I really liked the long run on sentence about the horses you pasted in. It's lyrical and preachy, maybe a little breathless. It drones and twirls like dervish

I found it broke down In my head Into verses Alternating Between a few And several syllables each And lo! I heard it sung By Bono By Jim Morrison By Johnny Cash and David Byrne Each having His own band Accompaniment Alike unto his kind.

I can't really represent it as I experienced it. But the prose really lent itself to some of the more epic pop music in my head.

It was a minute of cinema piped directly into my mind. Quite a treat. Thank you for dereferencing them!

Having said all that, it's still a cheap shot of dopamine that leans heavily on this reader to pick and layer his own poisons for effect.

I'd dare say another reader more skilled in poetry might be able to dice it into various meters and recite to different types of music.
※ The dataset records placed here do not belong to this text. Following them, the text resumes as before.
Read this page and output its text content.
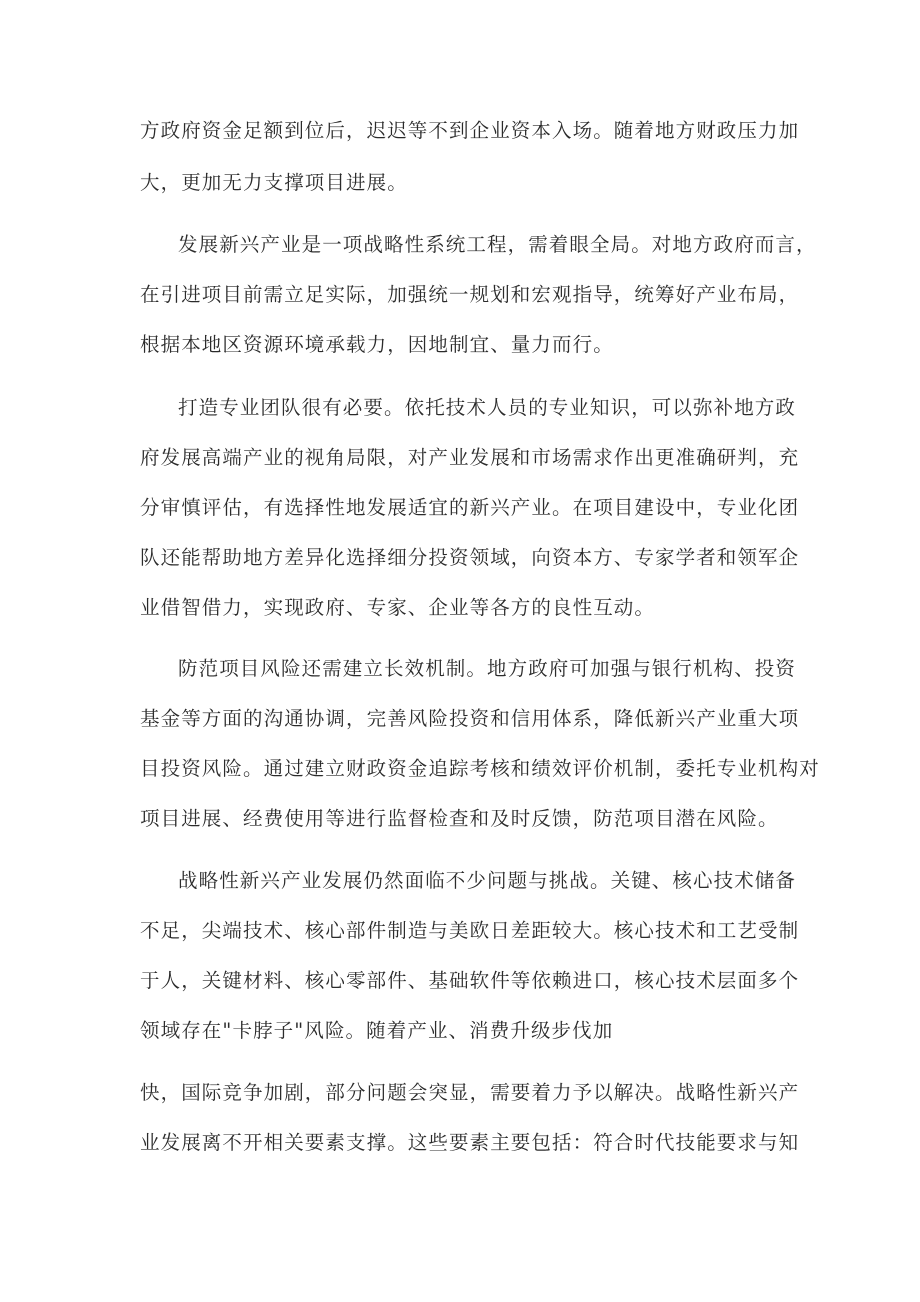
方政府资金足额到位后，迟迟等不到企业资本入场。随着地方财政压力加
大，更加无力支撑项目进展。
发展新兴产业是一项战略性系统工程，需着眼全局。对地方政府而言，
在引进项目前需立足实际，加强统一规划和宏观指导，统筹好产业布局，
根据本地区资源环境承载力，因地制宜、量力而行。
打造专业团队很有必要。依托技术人员的专业知识，可以弥补地方政
府发展高端产业的视角局限，对产业发展和市场需求作出更准确研判，充
分审慎评估，有选择性地发展适宜的新兴产业。在项目建设中，专业化团
队还能帮助地方差异化选择细分投资领域，向资本方、专家学者和领军企
业借智借力，实现政府、专家、企业等各方的良性互动。
防范项目风险还需建立长效机制。地方政府可加强与银行机构、投资
基金等方面的沟通协调，完善风险投资和信用体系，降低新兴产业重大项
目投资风险。通过建立财政资金追踪考核和绩效评价机制，委托专业机构对
项目进展、经费使用等进行监督检查和及时反馈，防范项目潜在风险。
战略性新兴产业发展仍然面临不少问题与挑战。关键、核心技术储备
不足，尖端技术、核心部件制造与美欧日差距较大。核心技术和工艺受制
于人，关键材料、核心零部件、基础软件等依赖进口，核心技术层面多个
领域存在"卡脖子"风险。随着产业、消费升级步伐加
快，国际竞争加剧，部分问题会突显，需要着力予以解决。战略性新兴产
业发展离不开相关要素支撑。这些要素主要包括：符合时代技能要求与知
Werner Herzog's voice, pronunciation, and pacing are fun to use to read these

Kermit the frog? Hilarious!



Appreciate your sharing your experience. I can hear Jim Morrison's incantatory rhythms as you point out..."Indians scattered on dawn's highway bleeding. Ghosts crowd the young child's fragile eggshell mind."

But as you point out, you're bringing a lot to the equation. If all we had were Jim Morrison's lyrics they wouldn't be that interesting. He just wasn't that great of a poet compared to what's available in English poetry. Without the music it doesn't have much magic.

A more irrecoverable criticism is if something lends itself to parody. My sense is McCarthy's prose style is extremely parodyable. How could one distinguish between it and something an LLM generates? Not in the fragmentary incantatory cadence or questionable semantics. Not in the meaning, or the symbolic and metaphoric content? So where then?